A week ago the Balearics president, José Ramón Bauzá, made what was to turn out to be a telling observation. The unions, he said, had been overtaken by the Assemblea. The unions to which he was referring were the teaching unions. The Assemblea was the Assemblea de Docents. Bauzá ruled out negotiating with the Assemblea because it, unlike the unions, did not have "valid interlocutors"; those charged with talking to the employer - the regional government in this instance - and validated under industrial relations law to do so. The Assemblea is not a union.
What Bauzá meant by the unions having been overtaken was that the Assemblea had assumed the leading role in the education conflict. It has been doing the running - in a totally different direction to that in which the government has been running - and setting the propaganda agenda. The unions, though not left behind, might be perceived as having been struggling in the Assemblea's wake. The narrative had become one written by the Assemblea and not the unions.
Around the time that Bauzá was making his observation, Jaume Sastre called off his hunger strike. Barely had Sastre had time to sip his first soup for forty days than the education minister was preparing to do what she hadn't - meet with the unions to discuss the ongoing conflict over trilingual teaching. A victory for Sastre? No.
The Assemblea is a fairly recent creation. It is only about eighteen months old. Jaume Sastre was one of those who was involved in the founding of an organisation whose prime purpose is the defence of Catalan in Balearics education. Yet such has been the rapid rise of the Assemblea, such has been its onslaught against government policy, that it has assumed the status, if only in the public's perception, of being the principal interlocutor, when it is in fact nothing of the sort. Its propaganda has been hugely successful. Sastre's hunger strike was, if you like, the pièce de résistance of this language resistance movement.
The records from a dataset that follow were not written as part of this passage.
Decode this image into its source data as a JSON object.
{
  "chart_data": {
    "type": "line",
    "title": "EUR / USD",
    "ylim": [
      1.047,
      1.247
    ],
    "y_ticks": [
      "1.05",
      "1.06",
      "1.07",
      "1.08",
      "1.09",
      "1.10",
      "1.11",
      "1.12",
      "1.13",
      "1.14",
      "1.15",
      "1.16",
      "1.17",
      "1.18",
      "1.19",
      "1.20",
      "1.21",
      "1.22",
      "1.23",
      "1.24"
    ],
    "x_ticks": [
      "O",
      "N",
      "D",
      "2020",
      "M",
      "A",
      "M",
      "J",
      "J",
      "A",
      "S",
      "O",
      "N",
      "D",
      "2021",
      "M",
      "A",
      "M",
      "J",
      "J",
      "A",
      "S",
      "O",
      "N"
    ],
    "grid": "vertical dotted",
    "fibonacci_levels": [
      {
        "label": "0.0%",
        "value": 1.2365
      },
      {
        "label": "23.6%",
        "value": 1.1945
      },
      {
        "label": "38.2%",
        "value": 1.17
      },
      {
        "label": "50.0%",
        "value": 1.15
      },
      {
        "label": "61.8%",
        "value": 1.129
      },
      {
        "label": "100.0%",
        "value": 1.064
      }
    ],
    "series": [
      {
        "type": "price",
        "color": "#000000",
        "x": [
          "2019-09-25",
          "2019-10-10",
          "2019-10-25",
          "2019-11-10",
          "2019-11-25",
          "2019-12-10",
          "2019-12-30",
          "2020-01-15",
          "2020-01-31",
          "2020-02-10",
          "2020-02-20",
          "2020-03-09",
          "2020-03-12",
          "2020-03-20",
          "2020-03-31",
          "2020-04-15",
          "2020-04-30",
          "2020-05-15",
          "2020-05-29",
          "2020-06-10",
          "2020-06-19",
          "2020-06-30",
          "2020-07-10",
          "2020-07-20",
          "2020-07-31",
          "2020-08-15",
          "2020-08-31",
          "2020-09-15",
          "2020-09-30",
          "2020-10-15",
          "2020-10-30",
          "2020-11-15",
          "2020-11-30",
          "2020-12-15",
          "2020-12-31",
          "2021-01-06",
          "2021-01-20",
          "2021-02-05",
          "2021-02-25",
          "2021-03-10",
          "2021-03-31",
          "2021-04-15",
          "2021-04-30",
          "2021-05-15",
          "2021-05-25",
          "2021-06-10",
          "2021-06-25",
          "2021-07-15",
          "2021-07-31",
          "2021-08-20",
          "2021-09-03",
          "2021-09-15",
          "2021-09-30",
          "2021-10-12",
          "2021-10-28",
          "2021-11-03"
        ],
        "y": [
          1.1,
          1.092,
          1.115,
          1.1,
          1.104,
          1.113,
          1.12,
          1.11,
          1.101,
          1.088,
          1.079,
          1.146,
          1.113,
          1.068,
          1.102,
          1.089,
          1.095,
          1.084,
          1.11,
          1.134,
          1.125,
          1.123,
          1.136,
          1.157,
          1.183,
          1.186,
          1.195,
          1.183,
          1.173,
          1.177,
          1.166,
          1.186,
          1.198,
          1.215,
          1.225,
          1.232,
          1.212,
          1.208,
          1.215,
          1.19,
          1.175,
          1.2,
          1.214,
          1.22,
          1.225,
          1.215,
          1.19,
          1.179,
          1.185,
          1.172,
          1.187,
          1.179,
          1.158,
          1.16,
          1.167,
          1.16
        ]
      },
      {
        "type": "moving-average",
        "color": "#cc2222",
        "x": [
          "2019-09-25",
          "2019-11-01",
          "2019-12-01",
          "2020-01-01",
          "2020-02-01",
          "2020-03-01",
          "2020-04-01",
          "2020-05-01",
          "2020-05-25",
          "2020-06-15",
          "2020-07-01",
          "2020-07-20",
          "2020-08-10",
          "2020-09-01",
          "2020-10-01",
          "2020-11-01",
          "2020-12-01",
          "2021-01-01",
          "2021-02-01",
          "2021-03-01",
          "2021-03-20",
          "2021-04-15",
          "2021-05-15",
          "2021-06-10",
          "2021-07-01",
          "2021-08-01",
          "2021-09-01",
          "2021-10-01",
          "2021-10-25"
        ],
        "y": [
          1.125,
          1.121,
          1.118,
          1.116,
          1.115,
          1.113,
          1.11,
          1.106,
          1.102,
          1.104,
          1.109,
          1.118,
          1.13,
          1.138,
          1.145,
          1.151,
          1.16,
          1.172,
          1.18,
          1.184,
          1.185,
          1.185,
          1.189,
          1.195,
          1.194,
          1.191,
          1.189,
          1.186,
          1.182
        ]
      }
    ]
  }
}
Bauzá's observation was telling because not only was he recognising how significant the Assemblea had become, he was also acknowledging what is the other story of the whole education conflict, one which has been mainly buried but which is now coming out into the open. The conflict has not solely been one between the education ministry and the teachers. It has also been one between the teachers in the form of the Assemblea and the teachers in the form of the unions.
In an interview after he had finished his hunger strike, Sastre was asked how a "radical" proposition, such as the Assemblea, could have come into being. His response was as telling as Bauzá's observation. "Because the unions have distanced themselves from the staff rooms. They failed to recognise the way that the tide was going."
Prior to the hunger strike, and this was something which I and other commentators had mentioned, it appeared that the conflict had, if not gone away, at least died down, as the unions seemed willing to accept some movement by the government. Indeed, throughout the hunger strike, references to the scale of the conflict seemed disproportionate. What actually was the conflict any longer? Was it in fact one between the Assemblea and the unions?
The meeting that the education minister, Joana Camps, had with unions last week was pretty cordial. One union representative might have suggested that it was all for show, but nevertheless there was apparently a certain level of harmony. In light of Bauzá's observation, was this really surprising? He might not be the biggest admirer of unions, but better the devil he and Joana Camps know. The meeting, coming so soon after the end of the hunger strike, was a reminder to Sastre and the Assemblea who calls the shots for one side in negotiations. It is the unions. The meeting was a case of divide and conquer, one that had been set up by Bauzá's remarks, and the unions were only too happy to participate.
When the teachers' strike was called in September last year, the unions and the Assemblea were all singing from the same hymn sheet. The Assemblea couldn't have called a strike, but its membership was firmly aligned with the unions who could. Something has happened since then. Has it been some form of power struggle between the unions and the Assemblea, the former alarmed at being "overtaken" or usurped by the latter?
On its blog entry for 18 June, the Assemblea refers to statements by the government designed to create friction between the unions and the Assemblea. Perhaps the government has, but 18 June was the day when Camps met with the unions and when cordiality appeared to exist. Since then, Sastre has made his remarks about the unions. Has the government created friction or did it already exist?